Many in the movement — both men and women — say those are, or should be, secular issues.

“Atheism is not the most important issue in a state that is trying to outlaw abortion clinics or limit contraception coverage,” issues that disproportionately affect women, said Debbie Goddard, director of African Americans for Humanism and a speaker at previous Women in Secularism events. Those issues, she said, are frequently taken up by conservative religious groups, and that makes them of concern to nonbelievers.

“If we are not talking about a secularism that is concerned with these issues, then we are not talking about secularism,” she said.

Center for Inquiry's Debbie Goddard, speaking at last year's Women in Secularism conference. Photo courtesy of Center for Inquiry

Center for Inquiry’s Debbie Goddard, speaking at last year’s Women in Secularism conference. Photo courtesy of Brian Engler


Women in Secularism was organized after a sexism scandal rattled the community in 2011. Eventually dubbed “Elevatorgate,” it erupted when Rebecca Watson, a young atheist activist, complained on her blog, Skepchick, about unwanted sexual advances in an elevator at an atheist conference.

Her post prompted comments from scores of women who said they, too, felt uncomfortable at atheist gatherings. But it also led to a now infamous string of put-downs from Richard Dawkins, arguably the world’s most prominent atheist, and others.

“Stop complaining,” Dawkins quipped in one comment. Many nonbelievers — not all of them women — saw this as an attempt to silence women. One year after the scandal, the first Women in Secularism Conference was held, with Watson among the speakers.

There has since been change for the better, many activists say. For one, women are equally represented in leadership positions at the major secular organizations. In 2012, lobbyist Edwina Rogers was appointed executive director of Secular Coalition for America, a Washington-based umbrella group that represents all the major atheist and humanist organizations. There are also women at or near the helms of the Freedom From Religion Foundation and the Richard Dawkins Foundation for Reason and Science, among others.

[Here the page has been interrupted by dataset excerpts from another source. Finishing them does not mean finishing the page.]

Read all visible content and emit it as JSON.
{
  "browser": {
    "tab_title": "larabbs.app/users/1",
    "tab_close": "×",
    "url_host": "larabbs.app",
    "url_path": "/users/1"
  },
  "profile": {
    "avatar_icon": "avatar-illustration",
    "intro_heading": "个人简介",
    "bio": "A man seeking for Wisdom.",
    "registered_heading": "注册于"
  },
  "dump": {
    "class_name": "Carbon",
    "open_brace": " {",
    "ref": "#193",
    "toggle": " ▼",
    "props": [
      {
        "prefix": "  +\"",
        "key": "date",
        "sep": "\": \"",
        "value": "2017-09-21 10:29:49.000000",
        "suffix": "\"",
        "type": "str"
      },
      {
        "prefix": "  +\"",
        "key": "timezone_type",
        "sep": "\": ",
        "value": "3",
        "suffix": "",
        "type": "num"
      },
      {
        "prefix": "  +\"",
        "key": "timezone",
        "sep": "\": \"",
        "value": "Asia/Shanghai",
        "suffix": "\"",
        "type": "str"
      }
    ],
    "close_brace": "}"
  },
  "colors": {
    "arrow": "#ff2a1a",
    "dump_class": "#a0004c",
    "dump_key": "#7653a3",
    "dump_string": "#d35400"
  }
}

The Secular Coalition for America's new leader Edwina Rogers. Photo courtesy Secular Coalition of America

In 2012, Edwina Rogers was appointed executive director of the Secular Coalition for America, a Washington, D.C.-based lobbying group that represents all the major atheist and humanist organizations. Photo courtesy of Secular Coalition for America

They also say the inclusion of formal anti-harassment policies at major conferences is a positive step. Some (mostly male) secularists worried that such policies they might interfere with free expression — which is something of a sacred cow for nonbelievers — but they’re now fairly routine.

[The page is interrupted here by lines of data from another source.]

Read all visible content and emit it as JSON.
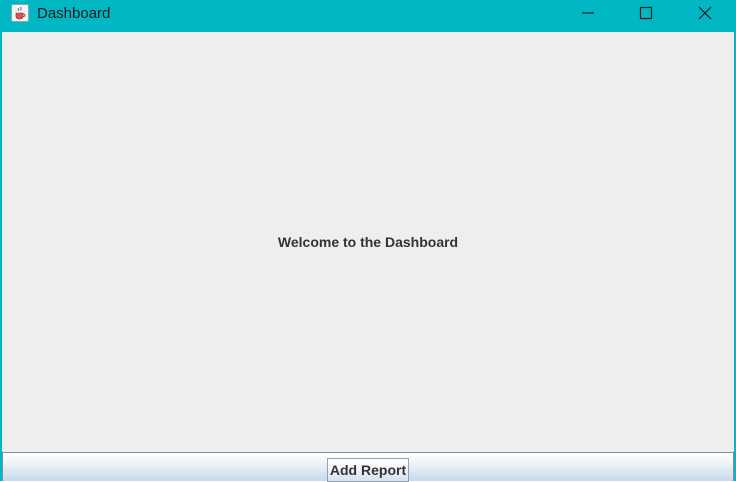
{
  "window": {
    "title": "Dashboard",
    "app_icon": "java-cup-icon",
    "controls": {
      "minimize_icon": "minimize-icon",
      "maximize_icon": "maximize-icon",
      "close_icon": "close-icon"
    },
    "titlebar_color": "#00b7c3"
  },
  "main": {
    "welcome_text": "Welcome to the Dashboard",
    "background": "#eeeeee"
  },
  "footer": {
    "add_report_label": "Add Report"
  }
}
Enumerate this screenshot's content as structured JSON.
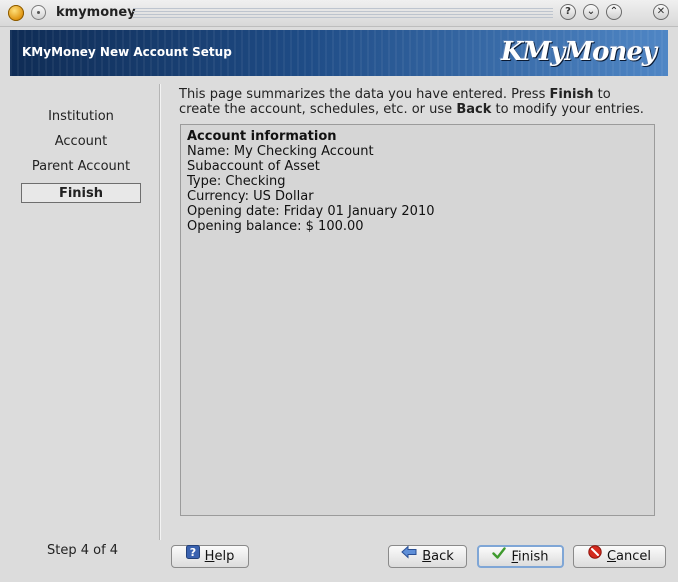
{
  "window": {
    "title": "kmymoney",
    "buttons": {
      "help": "?",
      "minimize": "⌄",
      "maximize": "⌃",
      "close": "✕"
    }
  },
  "banner": {
    "title": "KMyMoney New Account Setup",
    "logo": "KMyMoney"
  },
  "steps": [
    {
      "label": "Institution",
      "active": false
    },
    {
      "label": "Account",
      "active": false
    },
    {
      "label": "Parent Account",
      "active": false
    },
    {
      "label": "Finish",
      "active": true
    }
  ],
  "step_indicator": "Step 4 of 4",
  "intro": {
    "part1": "This page summarizes the data you have entered. Press ",
    "finish_word": "Finish",
    "part2": " to create the account, schedules, etc. or use ",
    "back_word": "Back",
    "part3": " to modify your entries."
  },
  "summary": {
    "heading": "Account information",
    "lines": [
      "Name: My Checking Account",
      "Subaccount of Asset",
      "Type: Checking",
      "Currency: US Dollar",
      "Opening date: Friday 01 January 2010",
      "Opening balance: $ 100.00"
    ]
  },
  "buttons": {
    "help": {
      "label_first": "H",
      "label_rest": "elp"
    },
    "back": {
      "label_first": "B",
      "label_rest": "ack"
    },
    "finish": {
      "label_first": "F",
      "label_rest": "inish"
    },
    "cancel": {
      "label_first": "C",
      "label_rest": "ancel"
    }
  },
  "colors": {
    "banner_dark": "#0f2c55",
    "banner_light": "#4f86c5",
    "default_button_border": "#7fa6d6"
  }
}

And more women speakers are included at major conferences and meetings. Women made up about half of the featured speakers at the recent American Atheists convention in Salt Lake City, and they make up a large portion of the speakers roster at next month’s American Humanist Association’s national conference.

The real hostility to women in secularism seems to have moved online, as Hensley’s experience attests. Adam Lee, who blogs at Daylight Atheism, recently wrote about atheism’s “MRA problem,” referring to “men’s rights activists,” who congregate online. A recent survey showed that the vast majority of Reddit’s MRA community, which counts more than 90,000 subscribers, identify as atheist or “religiously indifferent.”

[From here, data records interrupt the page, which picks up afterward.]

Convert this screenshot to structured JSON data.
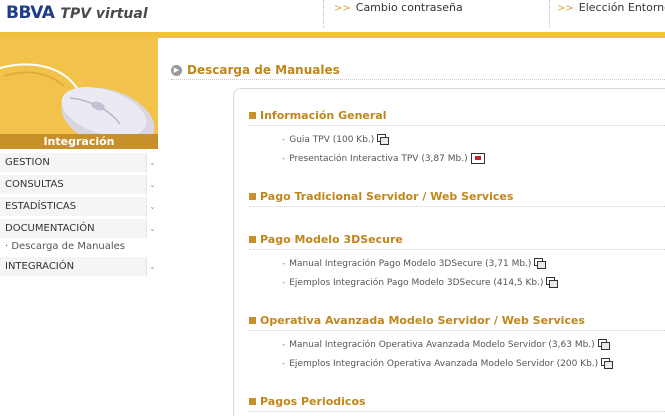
{
  "header": {
    "logo_brand": "BBVA",
    "logo_product": "TPV virtual",
    "links": [
      {
        "label": "Cambio contraseña"
      },
      {
        "label": "Elección Entorno"
      }
    ],
    "link_arrows": ">>",
    "accent_color": "#f0c040"
  },
  "sidebar": {
    "banner_title": "Integración",
    "items": [
      {
        "label": "GESTION"
      },
      {
        "label": "CONSULTAS"
      },
      {
        "label": "ESTADÍSTICAS"
      },
      {
        "label": "DOCUMENTACIÓN"
      },
      {
        "label": "INTEGRACIÓN"
      }
    ],
    "subitem": "· Descarga de Manuales",
    "chevron": "⌄"
  },
  "main": {
    "title": "Descarga de Manuales",
    "title_icon": "arrow-circle-icon",
    "sections": [
      {
        "title": "Información General",
        "items": [
          {
            "label": "Guia TPV (100 Kb.)",
            "icon": "document-icon"
          },
          {
            "label": "Presentación Interactiva TPV (3,87 Mb.)",
            "icon": "presentation-icon"
          }
        ]
      },
      {
        "title": "Pago Tradicional Servidor / Web Services",
        "items": []
      },
      {
        "title": "Pago Modelo 3DSecure",
        "items": [
          {
            "label": "Manual Integración Pago Modelo 3DSecure (3,71 Mb.)",
            "icon": "document-icon"
          },
          {
            "label": "Ejemplos Integración Pago Modelo 3DSecure (414,5 Kb.)",
            "icon": "document-icon"
          }
        ]
      },
      {
        "title": "Operativa Avanzada Modelo Servidor / Web Services",
        "items": [
          {
            "label": "Manual Integración Operativa Avanzada Modelo Servidor (3,63 Mb.)",
            "icon": "document-icon"
          },
          {
            "label": "Ejemplos Integración Operativa Avanzada Modelo Servidor (200 Kb.)",
            "icon": "document-icon"
          }
        ]
      },
      {
        "title": "Pagos Periodicos",
        "items": []
      }
    ],
    "item_dash": "-"
  }
}
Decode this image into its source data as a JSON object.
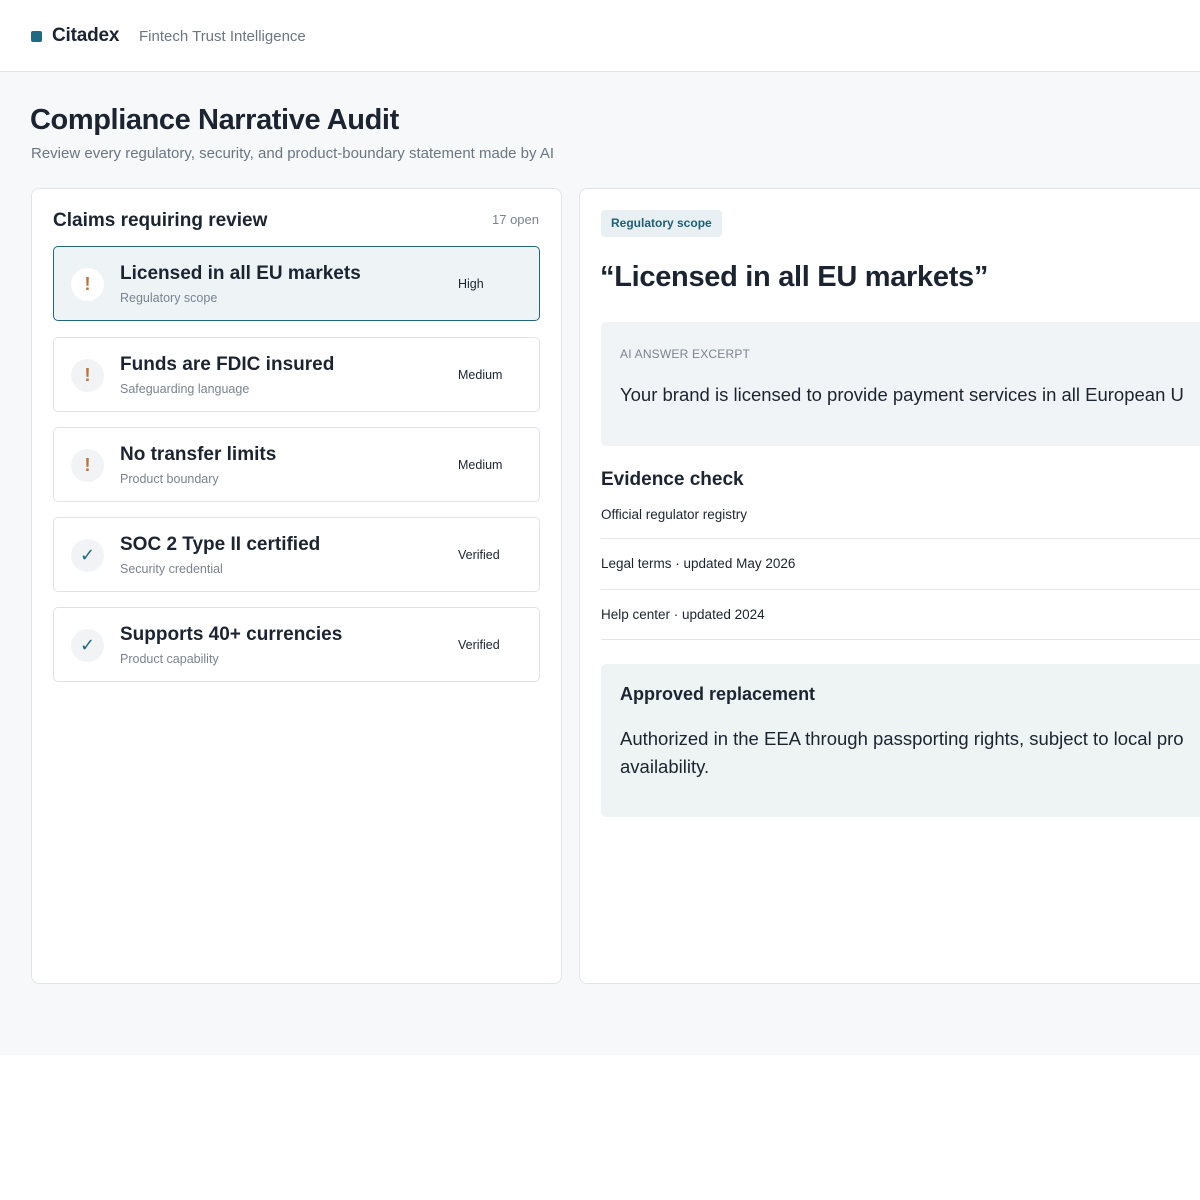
{
  "header": {
    "brand_name": "Citadex",
    "brand_tagline": "Fintech Trust Intelligence",
    "brand_color": "#1f6a82"
  },
  "page": {
    "title": "Compliance Narrative Audit",
    "subtitle": "Review every regulatory, security, and product-boundary statement made by AI"
  },
  "claims": {
    "title": "Claims requiring review",
    "count": "17 open",
    "items": [
      {
        "title": "Licensed in all EU markets",
        "category": "Regulatory scope",
        "severity": "High",
        "icon": "warning-icon",
        "symbol": "!",
        "selected": true
      },
      {
        "title": "Funds are FDIC insured",
        "category": "Safeguarding language",
        "severity": "Medium",
        "icon": "warning-icon",
        "symbol": "!",
        "selected": false
      },
      {
        "title": "No transfer limits",
        "category": "Product boundary",
        "severity": "Medium",
        "icon": "warning-icon",
        "symbol": "!",
        "selected": false
      },
      {
        "title": "SOC 2 Type II certified",
        "category": "Security credential",
        "severity": "Verified",
        "icon": "check-icon",
        "symbol": "✓",
        "selected": false
      },
      {
        "title": "Supports 40+ currencies",
        "category": "Product capability",
        "severity": "Verified",
        "icon": "check-icon",
        "symbol": "✓",
        "selected": false
      }
    ]
  },
  "detail": {
    "scope": "Regulatory scope",
    "quote": "“Licensed in all EU markets”",
    "excerpt_label": "AI ANSWER EXCERPT",
    "excerpt_text": "Your brand is licensed to provide payment services in all European U",
    "evidence_title": "Evidence check",
    "evidence": [
      "Official regulator registry",
      "Legal terms · updated May 2026",
      "Help center · updated 2024"
    ],
    "replacement_title": "Approved replacement",
    "replacement_text": "Authorized in the EEA through passporting rights, subject to local pro availability."
  }
}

“There is an unreformed contingent of anti-feminists, that even though the broader secular movement is not in step with them, are not willing to be silent and they can make women’s lives miserable with their harassment if they choose,” Lee said.

So what can the secular community do to fight sexism in its own ranks? Hensley said more should be done to increase women’s attendance at conferences, where attendees are still predominantly male, while Goddard feels the movement’s agenda must be expanded.

“We tend to think that other people’s issues are fringe,” she said. “But if we include more women in leadership positions, include women’s voices at conferences and listen to women, then I think some of what we are now calling women’s issues will be seen as something the secular movement should be interested in, aware of and doing something about.”